The Wandering Earth 2 brings sci-fi spectacle but lacks focus

Prequel to 2019’s sci-fi blockbuster examines the lead-up to the first film’s future – one in which humans built huge engines on the surface of the earth to find a new home. There’s big-screen action to be had, says Travis Johnson, even as the film struggles to manage its complex plotlines and themes.

2019’s The Wandering Earth is a banger. Directed by Frant Gwo and adapted from a short story by literary luminary Liu Cixin (The Three-Body Problem), it’s a wildly ambitious Chinese sci-fi epic whose central conceit is that humanity comes together to turn our very planet into a nuclear-powered generation ship for a 2500-year journey to our nearest celestial neighbour in order to escape our own dying sun. My enthusiastic review led me to being accused of being a CCP sympathiser but really, I just enjoy viewing the Bruckheimer/Bay/Emmerich blockbuster paradigm through a different cultural lens, and The Wandering Earth supplies all the spectacle and action you could ask for, but with themes of societal duty and the good of the collective running it through it instead of rote rugged individualism.

The Wandering Earth 2, perhaps inevitable after the first film’s box office bonanza ($700m against a $50m budget), is a lesser effort. It still offers striking images, stirring drama, and some dizzying sci-fi concepts, but lacks its predecessor’s conceptual focus. It’s also a prequel, presented almost as cinematic historical document, taking us through the political, technological, and occasionally military clashes leading up to the United Earth Government sending our Small Blue Marble to a distant sun with a flick of a fusion-powered thumb.

At times it feels almost like a Ken Burns documentary as the film struggles to encompass numerous plotlines across decades of in-film time. At the very least, it feels like a three-episode stretch of a larger television series rather than a movie (and the three-hour running time adds to this feeling). Anyone who hasn’t seen The Wandering Earth is likely to feel disengaged. Even fans might find themselves wondering if they’d ever really wanted to know about the difficulties inherent in the first test-firing of the giant boosters arrayed around the equator of Starship Earth.

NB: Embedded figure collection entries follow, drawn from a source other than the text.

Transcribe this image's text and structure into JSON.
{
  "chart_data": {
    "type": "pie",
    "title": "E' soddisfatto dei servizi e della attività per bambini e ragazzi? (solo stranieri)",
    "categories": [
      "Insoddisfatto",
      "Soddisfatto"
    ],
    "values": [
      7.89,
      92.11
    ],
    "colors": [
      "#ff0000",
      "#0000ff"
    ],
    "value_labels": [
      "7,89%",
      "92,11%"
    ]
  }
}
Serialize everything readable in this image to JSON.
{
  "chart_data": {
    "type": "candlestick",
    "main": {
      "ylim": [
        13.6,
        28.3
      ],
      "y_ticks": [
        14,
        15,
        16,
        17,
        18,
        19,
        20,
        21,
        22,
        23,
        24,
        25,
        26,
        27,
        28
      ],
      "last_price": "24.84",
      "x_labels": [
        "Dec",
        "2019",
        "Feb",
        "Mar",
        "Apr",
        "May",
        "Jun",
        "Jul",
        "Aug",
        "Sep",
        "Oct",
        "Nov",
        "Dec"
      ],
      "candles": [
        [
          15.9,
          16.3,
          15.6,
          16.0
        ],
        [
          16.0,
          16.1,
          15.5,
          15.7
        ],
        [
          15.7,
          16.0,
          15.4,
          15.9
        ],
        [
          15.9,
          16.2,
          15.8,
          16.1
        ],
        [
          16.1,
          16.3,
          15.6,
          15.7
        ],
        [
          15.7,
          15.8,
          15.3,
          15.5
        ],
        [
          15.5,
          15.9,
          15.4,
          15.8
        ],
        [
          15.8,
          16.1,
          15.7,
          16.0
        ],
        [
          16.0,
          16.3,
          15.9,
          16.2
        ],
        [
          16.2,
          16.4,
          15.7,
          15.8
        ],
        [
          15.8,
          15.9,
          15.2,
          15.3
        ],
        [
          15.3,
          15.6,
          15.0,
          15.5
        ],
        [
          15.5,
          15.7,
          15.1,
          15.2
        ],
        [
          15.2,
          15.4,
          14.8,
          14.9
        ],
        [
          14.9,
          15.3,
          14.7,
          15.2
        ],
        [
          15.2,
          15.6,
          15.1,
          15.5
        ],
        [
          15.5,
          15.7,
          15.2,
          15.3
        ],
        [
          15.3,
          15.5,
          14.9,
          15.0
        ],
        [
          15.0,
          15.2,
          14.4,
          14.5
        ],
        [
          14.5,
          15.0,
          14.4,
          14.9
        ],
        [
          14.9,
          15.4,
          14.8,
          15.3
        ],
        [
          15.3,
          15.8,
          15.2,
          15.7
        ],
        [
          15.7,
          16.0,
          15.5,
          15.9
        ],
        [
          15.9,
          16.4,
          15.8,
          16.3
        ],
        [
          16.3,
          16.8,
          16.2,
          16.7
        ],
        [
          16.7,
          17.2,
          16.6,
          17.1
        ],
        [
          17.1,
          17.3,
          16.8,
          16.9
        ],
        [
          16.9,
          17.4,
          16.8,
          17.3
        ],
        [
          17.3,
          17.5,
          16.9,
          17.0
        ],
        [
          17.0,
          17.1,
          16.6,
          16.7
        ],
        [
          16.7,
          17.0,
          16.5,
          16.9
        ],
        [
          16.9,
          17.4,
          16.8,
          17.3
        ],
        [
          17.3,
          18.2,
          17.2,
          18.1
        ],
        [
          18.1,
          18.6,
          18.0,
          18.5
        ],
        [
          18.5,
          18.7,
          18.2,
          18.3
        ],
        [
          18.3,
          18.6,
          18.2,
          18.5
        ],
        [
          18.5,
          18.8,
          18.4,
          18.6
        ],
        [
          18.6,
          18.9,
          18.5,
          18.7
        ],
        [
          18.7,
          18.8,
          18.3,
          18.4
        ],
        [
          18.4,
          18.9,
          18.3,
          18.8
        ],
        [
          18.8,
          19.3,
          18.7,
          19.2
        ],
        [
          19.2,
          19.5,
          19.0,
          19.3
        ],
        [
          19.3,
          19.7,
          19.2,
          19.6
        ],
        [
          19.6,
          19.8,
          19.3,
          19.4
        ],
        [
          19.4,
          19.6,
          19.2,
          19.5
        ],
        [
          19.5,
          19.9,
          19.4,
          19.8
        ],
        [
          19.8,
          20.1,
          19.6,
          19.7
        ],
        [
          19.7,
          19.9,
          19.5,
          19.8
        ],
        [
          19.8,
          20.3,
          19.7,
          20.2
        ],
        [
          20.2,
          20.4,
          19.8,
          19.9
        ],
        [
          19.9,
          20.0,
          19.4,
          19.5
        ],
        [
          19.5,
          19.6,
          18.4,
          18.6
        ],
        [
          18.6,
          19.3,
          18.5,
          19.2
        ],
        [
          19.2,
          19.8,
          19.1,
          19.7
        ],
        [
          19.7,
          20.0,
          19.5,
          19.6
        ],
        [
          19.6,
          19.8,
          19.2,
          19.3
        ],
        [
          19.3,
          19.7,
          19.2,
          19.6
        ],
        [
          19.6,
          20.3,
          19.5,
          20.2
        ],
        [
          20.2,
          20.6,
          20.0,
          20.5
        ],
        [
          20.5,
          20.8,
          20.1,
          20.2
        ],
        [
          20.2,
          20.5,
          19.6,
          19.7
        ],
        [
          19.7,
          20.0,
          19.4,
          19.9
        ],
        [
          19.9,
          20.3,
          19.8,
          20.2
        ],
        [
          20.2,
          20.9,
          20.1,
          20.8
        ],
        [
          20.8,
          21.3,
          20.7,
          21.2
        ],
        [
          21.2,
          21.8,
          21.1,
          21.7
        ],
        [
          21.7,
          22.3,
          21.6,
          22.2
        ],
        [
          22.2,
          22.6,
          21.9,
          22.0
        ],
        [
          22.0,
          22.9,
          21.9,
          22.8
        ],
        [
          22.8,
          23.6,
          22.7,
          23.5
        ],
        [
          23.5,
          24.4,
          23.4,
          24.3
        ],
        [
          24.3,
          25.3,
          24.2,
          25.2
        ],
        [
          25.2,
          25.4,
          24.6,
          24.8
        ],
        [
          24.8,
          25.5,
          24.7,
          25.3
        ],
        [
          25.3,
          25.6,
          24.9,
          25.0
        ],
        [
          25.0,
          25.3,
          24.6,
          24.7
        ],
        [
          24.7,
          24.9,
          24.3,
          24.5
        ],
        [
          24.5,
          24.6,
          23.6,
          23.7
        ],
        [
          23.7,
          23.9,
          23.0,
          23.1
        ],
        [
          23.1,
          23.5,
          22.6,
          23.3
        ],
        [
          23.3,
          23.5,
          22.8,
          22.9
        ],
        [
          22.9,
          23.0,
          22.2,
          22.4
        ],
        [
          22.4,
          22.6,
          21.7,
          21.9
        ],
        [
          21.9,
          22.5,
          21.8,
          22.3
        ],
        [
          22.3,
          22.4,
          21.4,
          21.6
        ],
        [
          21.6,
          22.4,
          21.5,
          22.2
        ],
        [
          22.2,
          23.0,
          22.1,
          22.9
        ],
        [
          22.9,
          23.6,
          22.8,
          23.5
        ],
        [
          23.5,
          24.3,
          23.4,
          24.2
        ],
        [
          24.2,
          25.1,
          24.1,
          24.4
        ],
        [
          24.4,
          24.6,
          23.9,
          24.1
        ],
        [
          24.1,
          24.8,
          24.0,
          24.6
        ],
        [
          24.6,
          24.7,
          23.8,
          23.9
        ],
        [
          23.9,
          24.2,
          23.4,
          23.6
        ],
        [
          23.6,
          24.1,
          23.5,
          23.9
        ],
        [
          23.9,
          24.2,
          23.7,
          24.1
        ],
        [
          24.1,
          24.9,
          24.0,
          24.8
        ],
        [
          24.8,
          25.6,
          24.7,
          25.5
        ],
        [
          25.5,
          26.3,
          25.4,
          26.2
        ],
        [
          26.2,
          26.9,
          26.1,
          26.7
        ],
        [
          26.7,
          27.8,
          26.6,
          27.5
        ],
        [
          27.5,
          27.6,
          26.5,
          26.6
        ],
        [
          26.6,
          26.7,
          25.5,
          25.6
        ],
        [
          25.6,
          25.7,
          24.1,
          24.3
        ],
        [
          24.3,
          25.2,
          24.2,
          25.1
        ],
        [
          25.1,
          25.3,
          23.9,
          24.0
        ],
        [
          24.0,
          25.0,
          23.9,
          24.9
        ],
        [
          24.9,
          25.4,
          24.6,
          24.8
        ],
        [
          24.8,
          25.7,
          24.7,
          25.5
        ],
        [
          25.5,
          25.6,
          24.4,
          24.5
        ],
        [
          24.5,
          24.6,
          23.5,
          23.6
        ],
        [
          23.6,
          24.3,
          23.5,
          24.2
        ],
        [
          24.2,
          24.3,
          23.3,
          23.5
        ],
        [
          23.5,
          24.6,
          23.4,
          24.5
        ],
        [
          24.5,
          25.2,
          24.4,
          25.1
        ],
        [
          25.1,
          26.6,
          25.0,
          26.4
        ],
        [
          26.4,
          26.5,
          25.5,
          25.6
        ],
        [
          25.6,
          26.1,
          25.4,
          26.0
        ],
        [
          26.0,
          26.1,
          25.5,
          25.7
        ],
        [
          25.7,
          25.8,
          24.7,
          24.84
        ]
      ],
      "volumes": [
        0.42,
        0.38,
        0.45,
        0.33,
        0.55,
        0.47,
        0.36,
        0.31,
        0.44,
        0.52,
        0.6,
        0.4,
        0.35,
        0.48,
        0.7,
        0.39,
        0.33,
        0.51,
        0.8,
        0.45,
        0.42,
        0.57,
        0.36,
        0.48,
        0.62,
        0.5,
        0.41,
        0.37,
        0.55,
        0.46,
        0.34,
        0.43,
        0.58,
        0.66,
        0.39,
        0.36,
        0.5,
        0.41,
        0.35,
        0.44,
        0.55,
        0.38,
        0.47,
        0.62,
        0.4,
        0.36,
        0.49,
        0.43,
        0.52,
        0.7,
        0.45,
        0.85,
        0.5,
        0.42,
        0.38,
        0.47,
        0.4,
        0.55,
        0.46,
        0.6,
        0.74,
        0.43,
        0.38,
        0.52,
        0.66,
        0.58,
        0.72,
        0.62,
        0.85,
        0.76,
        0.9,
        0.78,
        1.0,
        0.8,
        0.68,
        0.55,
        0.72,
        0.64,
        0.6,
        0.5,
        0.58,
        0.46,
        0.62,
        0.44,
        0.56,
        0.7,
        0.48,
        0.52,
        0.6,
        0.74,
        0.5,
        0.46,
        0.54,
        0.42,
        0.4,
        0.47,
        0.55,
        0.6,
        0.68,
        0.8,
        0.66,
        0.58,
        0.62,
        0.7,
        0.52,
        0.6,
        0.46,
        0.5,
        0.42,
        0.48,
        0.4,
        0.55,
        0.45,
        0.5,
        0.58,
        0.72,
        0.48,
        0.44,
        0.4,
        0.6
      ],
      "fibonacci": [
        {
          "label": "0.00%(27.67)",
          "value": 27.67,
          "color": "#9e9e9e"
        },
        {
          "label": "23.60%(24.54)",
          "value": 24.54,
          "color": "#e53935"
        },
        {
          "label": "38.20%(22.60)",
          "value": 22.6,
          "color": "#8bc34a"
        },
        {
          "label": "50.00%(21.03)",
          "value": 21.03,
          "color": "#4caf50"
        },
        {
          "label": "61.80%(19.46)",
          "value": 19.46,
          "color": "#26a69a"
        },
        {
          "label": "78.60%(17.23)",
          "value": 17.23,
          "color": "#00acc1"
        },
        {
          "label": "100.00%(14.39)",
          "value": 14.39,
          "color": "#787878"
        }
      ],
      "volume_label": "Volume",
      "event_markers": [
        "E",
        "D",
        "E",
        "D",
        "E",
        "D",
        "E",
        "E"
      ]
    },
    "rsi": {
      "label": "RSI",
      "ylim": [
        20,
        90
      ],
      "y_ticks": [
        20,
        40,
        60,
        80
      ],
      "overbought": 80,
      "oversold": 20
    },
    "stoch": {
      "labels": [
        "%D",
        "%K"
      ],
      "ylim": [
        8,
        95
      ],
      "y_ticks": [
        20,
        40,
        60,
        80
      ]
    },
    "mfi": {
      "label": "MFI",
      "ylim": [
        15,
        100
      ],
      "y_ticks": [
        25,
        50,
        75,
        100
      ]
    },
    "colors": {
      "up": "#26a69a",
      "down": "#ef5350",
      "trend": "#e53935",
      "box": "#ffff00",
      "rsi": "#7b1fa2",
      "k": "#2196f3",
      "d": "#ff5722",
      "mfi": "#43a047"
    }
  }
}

Still, there’s fun to be had here—a terrorist attack on a space elevator is a stand-out action set piece, as jet fighters scramble to take on flocks of hacked combat drones. Wu Jing’s Major Liu Penqiang returns, and we get to follow him on the life journey that led him to be the lone pilot of Earth’s navigational space station for the 17 years that separate the two films, but fans of Chinese cinema know that the real get here is legendary actor Andy Lau (Infernal Affairs, Detective Dee and the Mystery of the Phantom Flame, and about a million other films and series). Lau plays grief-wracked scientist Tu Hengyu, whose efforts to recreate his dead daughter as a digital entity dramatise one of the film’s key conflicts, as Digital Life advocates agitate for uploading all of humanity into a supercomputer rather than pursuing the Hail Mary engineering project that is The Wandering Earth.

The whole thing functions as a climate change metaphor, with one character lamenting that 91% of Americans favour doing absolutely nothing to avoid an apocalypse due a century down the track. It’s a neat bit of business, if a tad obvious. The issue is that overall the film takes itself a little too seriously, the whole thing often descending into po-faced solemnity in between bursts of high concept sci-fi derring-do, bashing the audience over the head with its themes rather than letting them propagate through the natural rhythms of the narrative.

The first Wandering Earth is a film any fan of genre spectacle can plug into, a genuinely revelatory blockbuster that balances big ideas with widescreen thrills. By comparison, The Wandering Earth 2 comes weighted with too many caveats for an unqualified recommendation. Check out the OG model first, but even for extant fans this follow-up is more of an interesting companion piece rather than essential viewing.